Am J Obstet Gynecol. 1989 May;160(5 Pt 2):1260-4. doi: 10.1016/s0002-9378(89)80010-9.
Blood levels from a given oral dose of medication vary widely from patient to patient, even within a relatively homogeneous population, and from group to group across national borders. An important mechanism of inter-individual variation is the first pass through the enterohepatic circulation. When drugs such as ethinyl estradiol and norethindrone undergo this process, part of an orally administered dose is inactivated, which results in wide ranges of bioavailability. In connection with this process, these drugs are also susceptible to various drug-to-drug interactions. Levonorgestrel is not subject to first-pass extraction by the liver, which results in virtually 100% bioavailability. It is unclear whether interpopulation variations in blood levels result from ethnic, geographic, nutritional, or other phenomena. Hepatic mechanisms are qualitatively different as demonstrated by striking differences in urinary patterns of ethinyl estradiol conjugates and hydroxylations of ethinyl estradiol from country to country.
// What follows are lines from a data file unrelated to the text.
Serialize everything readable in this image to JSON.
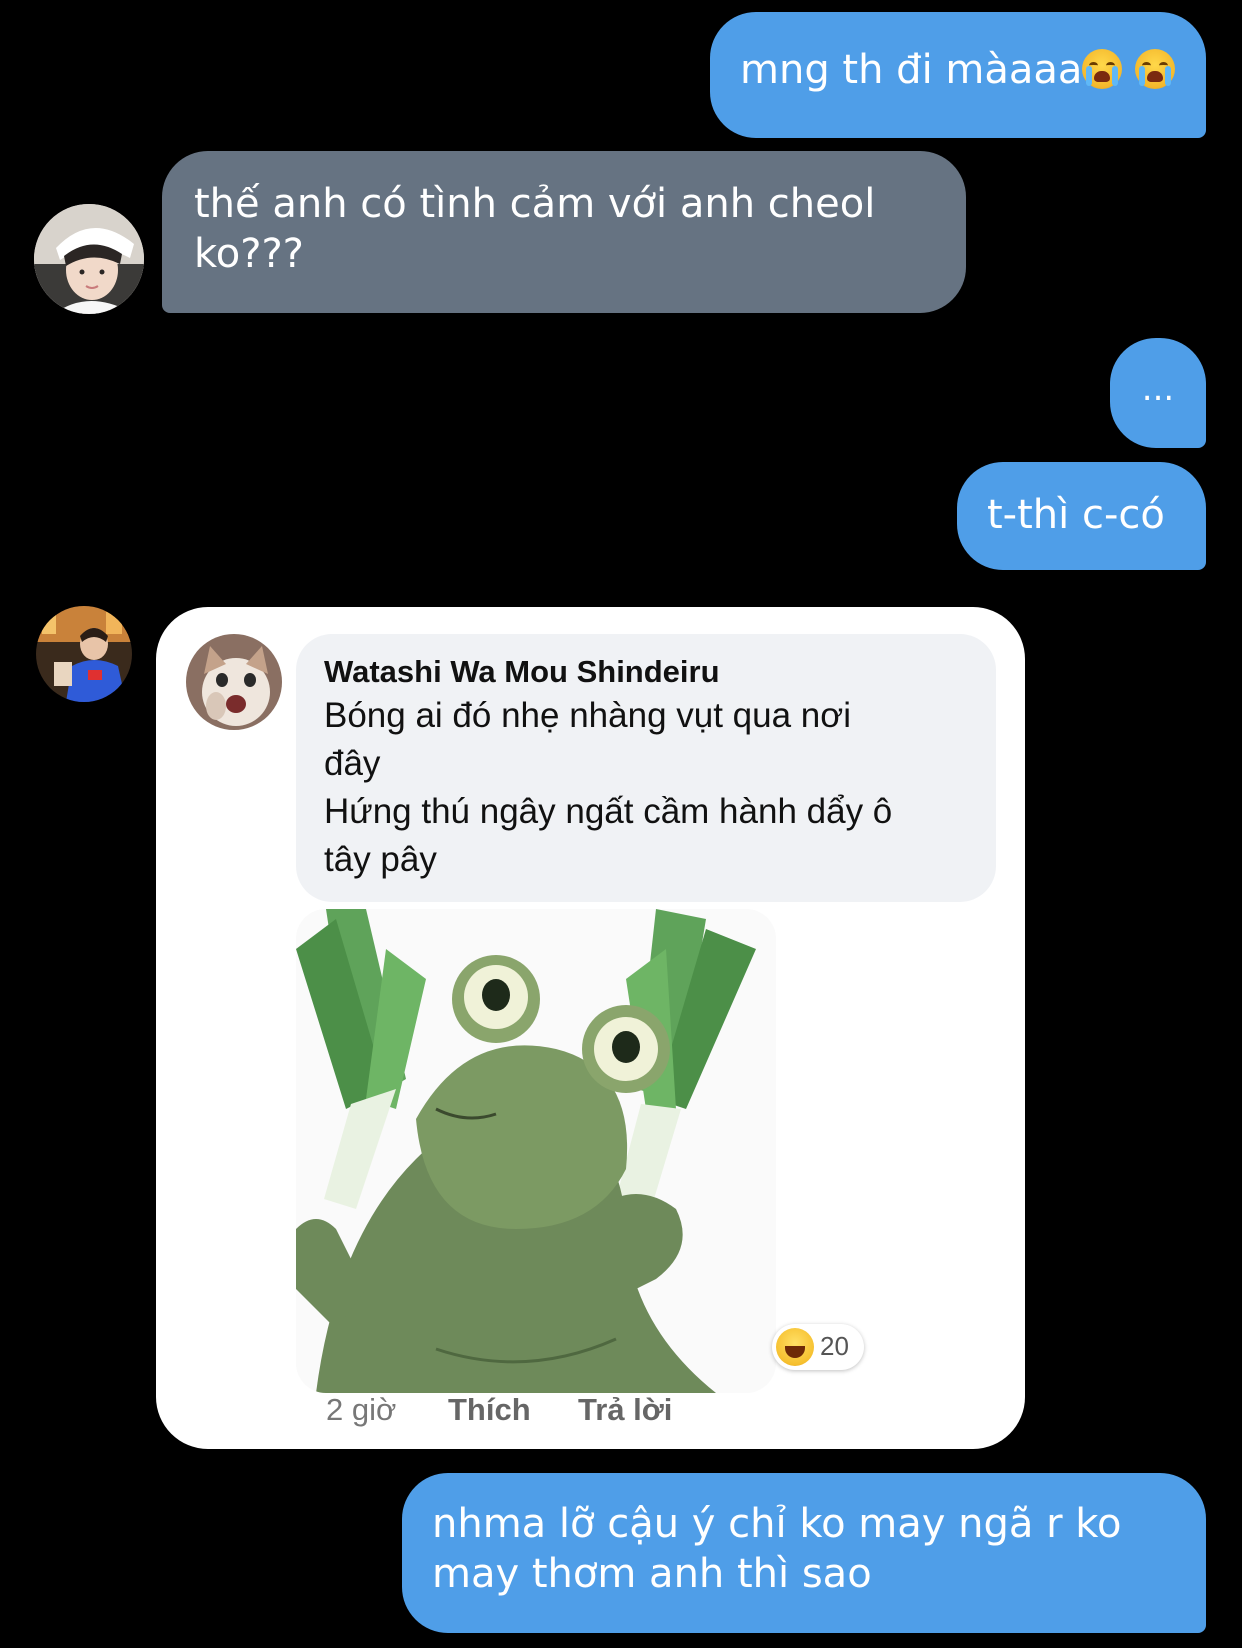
{
  "messages": [
    {
      "side": "me",
      "text": "mng th đi màaaa"
    },
    {
      "side": "them",
      "text": "thế anh có tình cảm với anh cheol ko???"
    },
    {
      "side": "me",
      "text": "..."
    },
    {
      "side": "me",
      "text": "t-thì c-có"
    },
    {
      "side": "me",
      "text": "nhma lỡ cậu ý chỉ ko may ngã r ko may thơm anh thì sao"
    }
  ],
  "messages_lines": {
    "m2_line1": "thế anh có tình cảm với anh cheol",
    "m2_line2": "ko???",
    "m5_line1": "nhma lỡ cậu ý chỉ ko may ngã r ko",
    "m5_line2": "may thơm anh thì sao"
  },
  "emojis": [
    "loudly-crying-face-icon",
    "loudly-crying-face-icon"
  ],
  "screenshot_card": {
    "commenter_name": "Watashi Wa Mou Shindeiru",
    "comment_lines": [
      "Bóng ai đó nhẹ nhàng vụt qua nơi",
      "đây",
      "Hứng thú ngây ngất cầm hành dẩy ô",
      "tây pây"
    ],
    "time": "2 giờ",
    "like_label": "Thích",
    "reply_label": "Trả lời",
    "reaction_icon": "laughing-face-icon",
    "reaction_count": "20",
    "image": "frog-holding-green-onions"
  },
  "colors": {
    "outgoing_bubble": "#4f9ee8",
    "incoming_bubble": "#667382",
    "background": "#000000"
  }
}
即使在相对同质的人群中,给予相同口服剂量药物后,不同患者的血药浓度也会有很大差异,而且不同国家人群之间也存在差异。个体间差异的一个重要机制是药物经肠肝循环的首过效应。当炔雌醇和炔诺酮等药物经历这一过程时,口服剂量的一部分会被灭活,这就导致了生物利用度的广泛差异。与此过程相关的是,这些药物也容易发生各种药物相互作用。左炔诺孕酮不会被肝脏首过清除,这使得其生物利用度几乎达到100%。尚不清楚血药浓度的人群间差异是由种族、地理、营养或其他因素引起的。不同国家炔雌醇结合物的尿排泄模式和炔雌醇羟化反应存在显著差异,这表明肝脏代谢机制在质上有所不同。